1. Nation’s oldest community indicator system, “Quality of Life Progress Report.”

     System designed to measure progress over time, not to compare other cities

     Initial system included 83 measures covering economy, public safety, health, education, environment, mobility, government, social & culture

     System since expanded to measure other aspects of community life (e.g., poverty impact)

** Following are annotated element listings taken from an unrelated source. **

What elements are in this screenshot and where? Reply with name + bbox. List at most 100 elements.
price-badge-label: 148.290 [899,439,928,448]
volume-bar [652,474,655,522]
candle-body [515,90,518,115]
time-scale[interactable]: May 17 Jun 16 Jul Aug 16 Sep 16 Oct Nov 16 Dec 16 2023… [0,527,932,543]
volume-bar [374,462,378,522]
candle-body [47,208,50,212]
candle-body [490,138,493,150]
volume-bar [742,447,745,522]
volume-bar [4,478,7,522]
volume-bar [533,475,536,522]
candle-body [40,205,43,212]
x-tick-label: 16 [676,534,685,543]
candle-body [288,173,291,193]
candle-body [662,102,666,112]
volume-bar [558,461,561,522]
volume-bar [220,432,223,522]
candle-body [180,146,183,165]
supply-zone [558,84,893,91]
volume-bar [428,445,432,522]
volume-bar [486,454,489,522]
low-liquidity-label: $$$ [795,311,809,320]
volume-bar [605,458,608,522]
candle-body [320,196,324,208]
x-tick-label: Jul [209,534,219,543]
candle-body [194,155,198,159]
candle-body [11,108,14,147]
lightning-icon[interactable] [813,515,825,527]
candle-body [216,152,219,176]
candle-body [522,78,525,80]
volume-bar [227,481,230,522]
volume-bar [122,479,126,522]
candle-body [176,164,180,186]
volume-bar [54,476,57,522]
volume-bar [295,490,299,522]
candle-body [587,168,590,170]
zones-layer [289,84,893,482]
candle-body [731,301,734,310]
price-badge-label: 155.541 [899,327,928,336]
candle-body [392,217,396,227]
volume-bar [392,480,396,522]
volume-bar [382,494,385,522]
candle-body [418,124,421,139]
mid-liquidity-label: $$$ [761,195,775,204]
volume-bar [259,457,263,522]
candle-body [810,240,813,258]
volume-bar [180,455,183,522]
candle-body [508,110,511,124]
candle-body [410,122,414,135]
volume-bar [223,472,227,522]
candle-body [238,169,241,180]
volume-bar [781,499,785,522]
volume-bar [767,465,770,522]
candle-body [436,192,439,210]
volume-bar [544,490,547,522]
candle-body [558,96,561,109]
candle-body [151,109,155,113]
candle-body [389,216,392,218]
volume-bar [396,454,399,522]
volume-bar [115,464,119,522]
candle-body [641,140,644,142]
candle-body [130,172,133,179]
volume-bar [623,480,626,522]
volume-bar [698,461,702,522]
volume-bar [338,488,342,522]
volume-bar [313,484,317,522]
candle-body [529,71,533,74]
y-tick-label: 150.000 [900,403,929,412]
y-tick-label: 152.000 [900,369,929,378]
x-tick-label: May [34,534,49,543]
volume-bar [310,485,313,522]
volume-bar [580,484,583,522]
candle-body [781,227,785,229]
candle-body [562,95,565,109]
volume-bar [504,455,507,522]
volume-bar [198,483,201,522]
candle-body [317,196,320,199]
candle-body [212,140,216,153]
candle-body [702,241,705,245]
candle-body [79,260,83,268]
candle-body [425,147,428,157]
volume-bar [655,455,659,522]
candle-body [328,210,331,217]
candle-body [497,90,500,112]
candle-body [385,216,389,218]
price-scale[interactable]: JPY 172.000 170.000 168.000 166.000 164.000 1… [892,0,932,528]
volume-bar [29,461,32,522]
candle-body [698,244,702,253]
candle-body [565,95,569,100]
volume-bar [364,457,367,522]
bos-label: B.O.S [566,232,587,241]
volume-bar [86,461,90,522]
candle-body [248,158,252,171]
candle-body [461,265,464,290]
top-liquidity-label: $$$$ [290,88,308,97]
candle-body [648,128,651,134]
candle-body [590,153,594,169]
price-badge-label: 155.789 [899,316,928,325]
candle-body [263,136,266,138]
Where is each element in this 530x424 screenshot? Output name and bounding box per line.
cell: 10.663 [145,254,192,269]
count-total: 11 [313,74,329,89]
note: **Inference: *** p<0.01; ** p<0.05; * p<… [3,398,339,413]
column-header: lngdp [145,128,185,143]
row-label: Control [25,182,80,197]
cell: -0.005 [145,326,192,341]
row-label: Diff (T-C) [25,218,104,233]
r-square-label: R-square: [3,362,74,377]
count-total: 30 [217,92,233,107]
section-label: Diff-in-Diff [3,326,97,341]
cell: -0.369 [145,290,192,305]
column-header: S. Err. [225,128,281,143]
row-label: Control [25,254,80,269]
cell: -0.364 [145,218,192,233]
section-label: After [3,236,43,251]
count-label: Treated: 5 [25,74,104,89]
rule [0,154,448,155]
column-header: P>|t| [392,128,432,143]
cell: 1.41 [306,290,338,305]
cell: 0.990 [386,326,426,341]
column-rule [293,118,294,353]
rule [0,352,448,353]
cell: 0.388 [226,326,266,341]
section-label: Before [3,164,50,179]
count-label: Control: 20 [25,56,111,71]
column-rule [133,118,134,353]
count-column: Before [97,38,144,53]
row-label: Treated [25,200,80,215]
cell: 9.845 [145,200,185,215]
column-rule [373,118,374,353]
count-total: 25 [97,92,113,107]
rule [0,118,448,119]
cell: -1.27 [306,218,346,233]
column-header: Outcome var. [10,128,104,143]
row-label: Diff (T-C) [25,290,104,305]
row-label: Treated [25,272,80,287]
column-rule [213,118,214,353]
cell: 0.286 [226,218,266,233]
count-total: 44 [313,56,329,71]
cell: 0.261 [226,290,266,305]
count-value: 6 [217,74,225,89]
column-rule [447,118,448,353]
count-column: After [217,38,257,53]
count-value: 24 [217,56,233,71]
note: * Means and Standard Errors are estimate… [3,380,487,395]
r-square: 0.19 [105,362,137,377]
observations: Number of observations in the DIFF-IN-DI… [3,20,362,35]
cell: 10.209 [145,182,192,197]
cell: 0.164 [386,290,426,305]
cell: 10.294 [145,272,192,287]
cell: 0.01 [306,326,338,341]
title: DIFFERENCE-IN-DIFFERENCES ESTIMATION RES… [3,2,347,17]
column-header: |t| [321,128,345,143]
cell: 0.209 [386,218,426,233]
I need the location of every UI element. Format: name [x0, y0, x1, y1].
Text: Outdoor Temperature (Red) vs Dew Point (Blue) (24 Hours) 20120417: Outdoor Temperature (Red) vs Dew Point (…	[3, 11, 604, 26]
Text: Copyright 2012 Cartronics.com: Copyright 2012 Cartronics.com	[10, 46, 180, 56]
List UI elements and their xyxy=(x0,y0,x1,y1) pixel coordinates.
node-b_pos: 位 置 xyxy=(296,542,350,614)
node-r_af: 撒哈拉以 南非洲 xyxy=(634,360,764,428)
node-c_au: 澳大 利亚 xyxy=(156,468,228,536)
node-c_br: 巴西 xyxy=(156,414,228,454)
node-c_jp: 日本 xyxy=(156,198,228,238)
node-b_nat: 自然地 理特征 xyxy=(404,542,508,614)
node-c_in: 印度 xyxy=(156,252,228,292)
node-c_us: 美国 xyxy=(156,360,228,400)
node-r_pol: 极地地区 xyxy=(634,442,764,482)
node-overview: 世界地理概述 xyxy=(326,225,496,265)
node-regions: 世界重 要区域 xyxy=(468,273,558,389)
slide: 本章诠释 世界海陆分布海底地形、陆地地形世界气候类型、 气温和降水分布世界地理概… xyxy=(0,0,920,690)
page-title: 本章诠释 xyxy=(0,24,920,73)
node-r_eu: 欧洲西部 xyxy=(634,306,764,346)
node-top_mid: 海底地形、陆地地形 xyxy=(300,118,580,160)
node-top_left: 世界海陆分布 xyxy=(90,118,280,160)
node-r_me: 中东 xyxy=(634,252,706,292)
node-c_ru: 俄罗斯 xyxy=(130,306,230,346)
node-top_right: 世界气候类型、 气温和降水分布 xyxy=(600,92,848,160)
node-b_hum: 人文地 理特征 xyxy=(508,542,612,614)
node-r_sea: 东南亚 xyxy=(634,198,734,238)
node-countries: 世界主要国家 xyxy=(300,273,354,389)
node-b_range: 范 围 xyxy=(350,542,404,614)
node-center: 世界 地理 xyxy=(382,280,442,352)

     Indicators & methodologies continually revised as better data become available

     Annually, leaders use data to highlight negative trends & mobilize civic action

2. Citizen input critical to success & growth of indicator system, e.g.:

     Indicators selected by citizens & informed by experts

     Citizen input used to improve data usability for laypersons

     Multiple presentation options offered (e.g., simple briefings, detailed reports & interactive web-based mapping) to accommodate diverse audiences

3. Biggest challenge facing system is securing support from political leaders without sacrificing system’s political independence (never championed by single official).

To Do:

1. Design indicator system to promote needed civic change, not leaders or institutions:

     Build system that serves interests of entire community & represents vital constituencies & geographic units, not just civic institutions or political incumbents

     Select reliable indicators with direction (i.e., highlight performance gaps, spot future trends & suggest needs for improvement)

     In selecting indicators, strike balance between possible & practical, rigorous & familiar

2. Create unifying index for aggregating data, simplifying complex issues, connecting citizens to data & enhancing system utility for compelling civic change.

3. Use system to tell vital stories, anticipate civic problems & spur civic change.

4. Diversify civic leadership groups not only to better visualize civic progress, select measures & set priorities, but to ensure that the entire community’s interests are served.

Our Take:

We agree that the challenge facing communities is not so much to bring more data to citizens, but better data. With better data (& more compelling stories), communities can track their progress. The Community Indicators Consortium (CIC) offers training & research to help communities build civic tracking systems & share their experiences. We also applaud CIC’s effort to integrate community indicators with government performance measures. Ultimately, this initiative could yield a powerful platform for spurring civic progress in every community.